Some jobs are inherently dangerous: for example if you work in construction, manufacturing, mining, utility repairs, or any profession that uses heavy machinery or sharp tools. However, after any work-related injury, you are entitled to compensation.
Getting compensated is important. The severity of your injury and the length of your recovery process may mean that you will be (or were) out of work for a significant period of time. Even after returning to work, you may be limited in ways you weren’t before, and you could have trouble finding another job down the road if you might need to. Workers comp ensures you are paid for medical care, rehabilitation, and wage replacement if you have to miss work. That way, you’re not drowning in losses later on.
How To File A Claim
You should file a claim with your employer as soon as you are injured. Although states vary widely on the number of days you have after an injury, most states require that you are given at least a month to fill out the necessary paperwork and file your claim.
Keep detailed notes on what happened and how you got injured, and make sure you have all the right medical documentation on hand, including bills and treatment records, to support your claim. This will help you if either or employer or the insurance company decides to contest your claim later.
Claim forms are provided by and submitted to your employer.
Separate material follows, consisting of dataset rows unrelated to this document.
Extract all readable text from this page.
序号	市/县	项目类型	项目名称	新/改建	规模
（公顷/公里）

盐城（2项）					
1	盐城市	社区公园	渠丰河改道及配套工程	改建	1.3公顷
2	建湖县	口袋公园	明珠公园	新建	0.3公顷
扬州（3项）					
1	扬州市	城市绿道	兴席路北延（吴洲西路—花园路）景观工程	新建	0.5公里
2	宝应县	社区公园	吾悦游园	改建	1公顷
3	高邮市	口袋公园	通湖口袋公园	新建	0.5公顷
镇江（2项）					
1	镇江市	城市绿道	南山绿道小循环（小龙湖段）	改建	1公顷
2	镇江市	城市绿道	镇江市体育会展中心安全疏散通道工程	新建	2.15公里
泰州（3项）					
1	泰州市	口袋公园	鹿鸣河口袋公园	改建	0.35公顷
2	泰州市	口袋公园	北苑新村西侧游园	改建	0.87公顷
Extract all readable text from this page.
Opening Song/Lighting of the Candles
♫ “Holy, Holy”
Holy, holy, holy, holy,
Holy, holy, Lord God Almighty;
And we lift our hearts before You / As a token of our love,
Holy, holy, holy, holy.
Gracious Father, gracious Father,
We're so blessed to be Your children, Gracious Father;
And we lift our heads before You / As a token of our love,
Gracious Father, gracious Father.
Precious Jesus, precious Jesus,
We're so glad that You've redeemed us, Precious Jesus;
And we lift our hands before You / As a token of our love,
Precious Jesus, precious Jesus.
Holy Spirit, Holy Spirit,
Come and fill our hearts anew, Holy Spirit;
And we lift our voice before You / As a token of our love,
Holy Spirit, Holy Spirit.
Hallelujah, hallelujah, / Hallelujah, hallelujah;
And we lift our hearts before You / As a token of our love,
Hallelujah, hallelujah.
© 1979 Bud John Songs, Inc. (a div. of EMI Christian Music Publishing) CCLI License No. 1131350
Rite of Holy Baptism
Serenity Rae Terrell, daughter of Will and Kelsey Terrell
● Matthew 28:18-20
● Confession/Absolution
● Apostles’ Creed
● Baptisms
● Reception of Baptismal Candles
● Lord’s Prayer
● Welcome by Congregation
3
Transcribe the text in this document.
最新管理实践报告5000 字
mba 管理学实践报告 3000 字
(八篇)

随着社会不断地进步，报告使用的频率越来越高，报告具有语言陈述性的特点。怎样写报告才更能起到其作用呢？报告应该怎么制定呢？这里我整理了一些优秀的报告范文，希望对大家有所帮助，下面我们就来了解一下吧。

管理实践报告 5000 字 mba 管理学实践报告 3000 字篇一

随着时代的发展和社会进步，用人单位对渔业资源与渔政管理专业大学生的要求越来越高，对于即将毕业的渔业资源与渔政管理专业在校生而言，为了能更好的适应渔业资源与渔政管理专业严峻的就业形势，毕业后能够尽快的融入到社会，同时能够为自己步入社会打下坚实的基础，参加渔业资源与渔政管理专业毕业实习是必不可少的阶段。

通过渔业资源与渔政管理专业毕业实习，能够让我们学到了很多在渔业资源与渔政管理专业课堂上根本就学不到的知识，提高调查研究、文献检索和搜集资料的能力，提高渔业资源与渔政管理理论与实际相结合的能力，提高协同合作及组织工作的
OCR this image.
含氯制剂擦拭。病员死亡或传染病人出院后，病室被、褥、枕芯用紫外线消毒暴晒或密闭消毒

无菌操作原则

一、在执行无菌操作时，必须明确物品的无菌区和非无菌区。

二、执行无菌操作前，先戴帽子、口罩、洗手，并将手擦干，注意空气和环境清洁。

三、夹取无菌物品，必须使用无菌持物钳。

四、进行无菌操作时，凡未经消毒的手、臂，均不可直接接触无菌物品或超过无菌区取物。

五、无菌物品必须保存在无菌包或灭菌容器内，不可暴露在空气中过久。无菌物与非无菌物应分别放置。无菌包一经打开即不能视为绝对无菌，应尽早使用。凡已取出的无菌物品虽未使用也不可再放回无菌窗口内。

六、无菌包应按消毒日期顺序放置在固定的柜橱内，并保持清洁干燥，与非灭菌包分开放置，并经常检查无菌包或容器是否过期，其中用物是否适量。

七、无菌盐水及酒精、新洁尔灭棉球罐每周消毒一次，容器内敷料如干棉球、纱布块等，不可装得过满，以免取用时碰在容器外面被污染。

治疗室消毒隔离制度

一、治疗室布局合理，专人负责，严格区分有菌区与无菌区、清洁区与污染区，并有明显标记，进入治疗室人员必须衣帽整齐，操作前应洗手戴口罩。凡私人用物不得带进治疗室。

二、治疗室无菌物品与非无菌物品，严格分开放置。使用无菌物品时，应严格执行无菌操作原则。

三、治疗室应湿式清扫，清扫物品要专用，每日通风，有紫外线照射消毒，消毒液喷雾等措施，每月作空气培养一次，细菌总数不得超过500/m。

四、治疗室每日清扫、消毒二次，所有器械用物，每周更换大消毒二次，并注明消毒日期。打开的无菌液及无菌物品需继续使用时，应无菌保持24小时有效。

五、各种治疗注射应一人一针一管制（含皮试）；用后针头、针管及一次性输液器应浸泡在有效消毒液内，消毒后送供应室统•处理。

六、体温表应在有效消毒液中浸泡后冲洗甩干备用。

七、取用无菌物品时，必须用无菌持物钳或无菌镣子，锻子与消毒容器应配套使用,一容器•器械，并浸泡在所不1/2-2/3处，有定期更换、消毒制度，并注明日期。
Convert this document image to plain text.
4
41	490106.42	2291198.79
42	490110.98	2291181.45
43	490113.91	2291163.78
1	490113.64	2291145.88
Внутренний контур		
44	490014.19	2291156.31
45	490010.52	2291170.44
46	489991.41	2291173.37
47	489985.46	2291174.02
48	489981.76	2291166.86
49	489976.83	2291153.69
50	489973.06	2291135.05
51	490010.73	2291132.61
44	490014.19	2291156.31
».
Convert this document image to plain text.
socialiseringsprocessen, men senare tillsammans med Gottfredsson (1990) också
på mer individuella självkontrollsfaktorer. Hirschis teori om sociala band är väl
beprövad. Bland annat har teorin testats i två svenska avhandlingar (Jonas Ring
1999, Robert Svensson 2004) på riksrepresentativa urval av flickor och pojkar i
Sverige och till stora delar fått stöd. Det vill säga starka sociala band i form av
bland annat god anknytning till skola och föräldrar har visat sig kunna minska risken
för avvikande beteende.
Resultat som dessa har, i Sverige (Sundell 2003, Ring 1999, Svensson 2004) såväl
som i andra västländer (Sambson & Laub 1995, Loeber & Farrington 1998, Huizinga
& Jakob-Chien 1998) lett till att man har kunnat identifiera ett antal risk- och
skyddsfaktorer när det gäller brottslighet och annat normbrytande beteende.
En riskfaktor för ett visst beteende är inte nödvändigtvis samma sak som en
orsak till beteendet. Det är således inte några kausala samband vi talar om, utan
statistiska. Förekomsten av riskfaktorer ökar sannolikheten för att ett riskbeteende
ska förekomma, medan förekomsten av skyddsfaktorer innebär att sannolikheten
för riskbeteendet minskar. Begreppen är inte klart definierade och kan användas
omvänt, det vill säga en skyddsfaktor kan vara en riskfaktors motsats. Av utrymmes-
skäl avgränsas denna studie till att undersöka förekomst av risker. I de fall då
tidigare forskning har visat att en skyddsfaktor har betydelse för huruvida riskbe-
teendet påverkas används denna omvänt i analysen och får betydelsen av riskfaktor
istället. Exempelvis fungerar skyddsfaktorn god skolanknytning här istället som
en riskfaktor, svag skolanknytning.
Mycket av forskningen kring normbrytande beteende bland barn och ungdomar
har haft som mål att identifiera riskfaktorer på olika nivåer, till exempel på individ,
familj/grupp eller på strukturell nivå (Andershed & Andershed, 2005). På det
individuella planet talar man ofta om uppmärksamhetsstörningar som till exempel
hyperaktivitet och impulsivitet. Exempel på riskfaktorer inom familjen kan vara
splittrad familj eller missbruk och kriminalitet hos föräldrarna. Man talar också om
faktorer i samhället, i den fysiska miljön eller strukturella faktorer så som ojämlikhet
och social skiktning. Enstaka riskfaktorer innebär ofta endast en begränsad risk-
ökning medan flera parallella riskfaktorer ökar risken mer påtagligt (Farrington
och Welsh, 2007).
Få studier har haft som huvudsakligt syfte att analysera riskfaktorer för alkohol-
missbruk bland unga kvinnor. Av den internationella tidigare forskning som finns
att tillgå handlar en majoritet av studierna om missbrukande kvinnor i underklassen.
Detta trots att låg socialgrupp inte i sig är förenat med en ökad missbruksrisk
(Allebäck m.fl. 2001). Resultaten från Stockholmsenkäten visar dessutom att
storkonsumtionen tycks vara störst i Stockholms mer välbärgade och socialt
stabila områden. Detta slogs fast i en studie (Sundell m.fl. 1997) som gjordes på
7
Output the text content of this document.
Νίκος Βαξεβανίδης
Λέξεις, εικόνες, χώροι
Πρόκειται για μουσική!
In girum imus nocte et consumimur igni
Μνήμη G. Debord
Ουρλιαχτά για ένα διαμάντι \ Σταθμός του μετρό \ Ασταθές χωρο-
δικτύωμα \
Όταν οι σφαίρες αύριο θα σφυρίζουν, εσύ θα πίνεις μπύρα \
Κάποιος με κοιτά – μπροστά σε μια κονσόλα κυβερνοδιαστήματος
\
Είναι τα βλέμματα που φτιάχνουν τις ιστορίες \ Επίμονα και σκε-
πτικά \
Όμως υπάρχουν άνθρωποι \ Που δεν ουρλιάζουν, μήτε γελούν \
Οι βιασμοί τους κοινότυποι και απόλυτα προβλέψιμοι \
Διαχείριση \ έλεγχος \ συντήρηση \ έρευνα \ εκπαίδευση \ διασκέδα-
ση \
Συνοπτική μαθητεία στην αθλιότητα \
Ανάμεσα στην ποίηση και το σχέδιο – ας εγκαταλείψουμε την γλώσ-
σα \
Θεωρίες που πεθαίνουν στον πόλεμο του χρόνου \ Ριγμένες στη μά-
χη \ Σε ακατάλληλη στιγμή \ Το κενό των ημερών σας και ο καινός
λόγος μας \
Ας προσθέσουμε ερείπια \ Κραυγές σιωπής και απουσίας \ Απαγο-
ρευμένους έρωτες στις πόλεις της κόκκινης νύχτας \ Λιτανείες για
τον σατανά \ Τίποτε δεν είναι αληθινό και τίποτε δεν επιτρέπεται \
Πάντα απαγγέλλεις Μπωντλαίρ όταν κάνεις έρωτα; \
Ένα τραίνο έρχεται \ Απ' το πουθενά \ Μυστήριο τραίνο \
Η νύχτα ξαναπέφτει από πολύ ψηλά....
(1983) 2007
Once you submit them, always follow up to make sure they have submitted the forms to the right insurance carrier.
If your claim isn’t disputed by employer or insurance company, the insurance company will send you instructions on how to submit medical bills for compensation. Most often, you are entitled to compensation starting one week after your injury.
Each state has rules on how much money you should receive. If the injury is temporary, your medical bills will be paid and you’ll receive a percentage (about two-thirds) of your current gross wage while your away. If the disability is permanent, expect to be compensated based on the predetermined value of the body part. A completely disabled thumb for example, is worth between $300 and $350 a week.
When Things Get Tricky
What If Your Employer Says They Don’t Have Workers Comp
In every state, your employer is required to have workers comp insurance, provided there are at least a handful of employees (usually 3-5) at your workplace. In some states, an employer only has to have one employee. In a case where your employer really doesn’t have workers comp insurance, you can sue in court for the full amount of your losses. In some cases, this is even better than workers’ comp, because you can avoid the arbitrary cap on workers comp payments. Plus, you might win the right to more income for emotional distress (called “pain and suffering” in legal terms”), as well as for punitive damages – a fine your employer must pay for creating an unsafe workplace.
What If Your Employer Won’t Provide You With The Claim Forms
States also require that your employers cooperate fully with injury and workers’ comp claims. If you suspect mishandling or mismanagement of your claim forms, seek legal help.
You have plenty of legal options for other situations as they arise as well. For help with workers comp, you can contact your state’s Workers Compensation Office or call an attorney.
Remember, if you’re injured, don’t wait! You could minimize your losses, and at least lift the burden of financial stress during a long road of recovery.